= Barry Jordan =

American neurologist

Barry Jordan is an American neurologist. He currently serves as the assistant medical director at Burke Rehabilitation Hospital in White Plains, N.Y. He is also the director of neurorehabilitation and director of the Memory Evaluation Treatment Service at Burke. Jordan is a board certified neurologist specializing in sports neurology, Alzheimer's disease, and traumatic brain injury. Jordan has been at Burke Rehabilitation Hospital since 1999.

== Training ==
Jordan received his bachelor of arts degree from the University of Pennsylvania in neurophysiology in 1977. He obtained his medical degree, with a concentration in sports medicine, from Harvard Medical School in 1981. In 1997, he received his Masters in Public Health, with a concentration in general public health, from the Columbia University School of Public Health.

Jordan completed an internship at UCLA Medical Center in Los Angeles in 1982. He did his residency at New York Hospital-Cornell Medical Center and finished in 1985. He served as a clinical fellow at Memorial Sloan-Kettering Cancer Center in 1986. He was a fellow at Cornell University Medical College and the Hospital for Special Surgery in New York City as well as a fellow at Reed Neurological Research Center at the UCLA School of Medicine.

== Sports neurology ==
Jordan joined the team at Burke Rehabilitation Hospital in 1999, first as an attending neurologist and then as the director of the Brain Injury Program. He was appointed Director of the Memory Evaluation and Treatment Services, which helps diagnose and treat memory-related issues in 2002. In 2013, he was appointed the Assistant Medical Director of the hospital and in June 2014 became the director of neurorehabilitation. He has served as an Associate Professor of Clinical Neurology at Weill Medical College of Cornell University in New York City since 2001.

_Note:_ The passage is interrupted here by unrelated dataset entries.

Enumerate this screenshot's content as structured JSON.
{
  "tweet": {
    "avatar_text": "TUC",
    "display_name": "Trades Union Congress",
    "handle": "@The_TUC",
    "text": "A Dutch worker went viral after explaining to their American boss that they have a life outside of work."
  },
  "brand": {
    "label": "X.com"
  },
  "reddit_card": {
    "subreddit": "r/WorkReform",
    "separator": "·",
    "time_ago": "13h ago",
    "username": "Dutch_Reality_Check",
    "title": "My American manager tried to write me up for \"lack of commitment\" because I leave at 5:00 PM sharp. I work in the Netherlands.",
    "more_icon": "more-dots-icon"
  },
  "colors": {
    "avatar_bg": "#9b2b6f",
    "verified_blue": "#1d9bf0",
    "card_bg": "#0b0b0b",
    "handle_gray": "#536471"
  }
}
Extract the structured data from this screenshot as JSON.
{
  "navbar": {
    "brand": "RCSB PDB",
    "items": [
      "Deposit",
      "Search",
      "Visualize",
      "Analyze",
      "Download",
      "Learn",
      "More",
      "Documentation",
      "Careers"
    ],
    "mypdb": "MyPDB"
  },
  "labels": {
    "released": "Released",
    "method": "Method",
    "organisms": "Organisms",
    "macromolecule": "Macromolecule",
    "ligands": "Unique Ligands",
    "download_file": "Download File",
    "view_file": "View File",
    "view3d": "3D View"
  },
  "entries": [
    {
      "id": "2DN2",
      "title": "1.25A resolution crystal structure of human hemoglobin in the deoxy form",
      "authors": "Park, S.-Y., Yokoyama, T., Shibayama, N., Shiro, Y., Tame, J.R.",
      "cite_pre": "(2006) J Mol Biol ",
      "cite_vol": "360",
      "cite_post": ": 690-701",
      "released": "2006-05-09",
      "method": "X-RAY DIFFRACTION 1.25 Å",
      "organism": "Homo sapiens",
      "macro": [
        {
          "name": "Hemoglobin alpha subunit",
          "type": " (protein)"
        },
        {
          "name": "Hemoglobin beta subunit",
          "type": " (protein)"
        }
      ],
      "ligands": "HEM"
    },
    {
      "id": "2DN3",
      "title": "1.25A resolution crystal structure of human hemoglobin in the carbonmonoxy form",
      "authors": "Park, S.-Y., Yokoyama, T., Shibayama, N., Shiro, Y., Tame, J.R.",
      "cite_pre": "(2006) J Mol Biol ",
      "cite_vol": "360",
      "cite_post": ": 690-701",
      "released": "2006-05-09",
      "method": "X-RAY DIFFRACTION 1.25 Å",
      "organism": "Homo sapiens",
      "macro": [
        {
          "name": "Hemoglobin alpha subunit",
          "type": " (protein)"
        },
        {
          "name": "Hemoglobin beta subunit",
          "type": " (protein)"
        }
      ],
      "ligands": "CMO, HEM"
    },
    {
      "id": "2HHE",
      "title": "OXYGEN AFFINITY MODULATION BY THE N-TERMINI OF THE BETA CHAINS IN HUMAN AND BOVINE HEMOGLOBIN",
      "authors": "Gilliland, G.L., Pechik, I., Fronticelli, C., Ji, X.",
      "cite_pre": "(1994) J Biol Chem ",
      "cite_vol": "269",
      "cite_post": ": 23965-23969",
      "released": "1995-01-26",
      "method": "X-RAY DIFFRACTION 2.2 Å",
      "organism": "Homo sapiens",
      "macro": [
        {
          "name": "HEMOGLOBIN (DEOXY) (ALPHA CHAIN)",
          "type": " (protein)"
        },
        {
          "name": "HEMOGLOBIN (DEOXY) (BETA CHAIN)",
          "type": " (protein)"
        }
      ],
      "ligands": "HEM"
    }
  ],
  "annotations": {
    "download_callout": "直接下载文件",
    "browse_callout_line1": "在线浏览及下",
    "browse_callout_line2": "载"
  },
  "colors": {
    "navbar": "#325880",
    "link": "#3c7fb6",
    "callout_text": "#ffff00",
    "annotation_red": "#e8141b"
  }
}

Jordan conducts clinical research in areas including traumatic brain injury, Alzheimer's disease and dementia.

He specializes in sports neurology and concussions. For 32 years, Jordan has served as a team physician for U.S.A. Boxing. He has served as the Chief Medical Officer of the New York State Athletic Commission, a position he has held since 2011. He was the supervisor during the boxing match that led to the death of Beethaeven Scottland in 2001 and during the boxing match that led to the severe brain damage of Magomed Abdusalamov in 2013.

He is one of the Medical Advisory Physicians for the National Football League (NFL) Player Benefits and is also member of the NFL Players' Association Mackey-White Health and Safety Committee. Jordan also serves on the National Collegiate Athletic Association (NCAA) Concussion Task Force and the Pop Warner Medical Advisory Committee.

Jordan has also written and co-written four books on the topic of concussions and sports neurology:
- Jordan, B.D. & Varlotta, G.P. (2009).Medical Issues in Boxing. Philadelphia: Saunders.
- Jordan, B.D., Tsairis, P., & Warren, R.F. (1998). Sports Neurology (2nd Edition). Philadelphia: Lippincott-Raven.
- Jordan, B.D. (1993). Medical Aspects of Boxing. Boca Raton: CBC Press.
- Jordan, B.D., Tsairis P., & Warren, R.F. (1989). Sports Neurology. Rockville: Aspen Press.

He is the specialty chief editor for the sports neurology section of Frontiers in Neurology.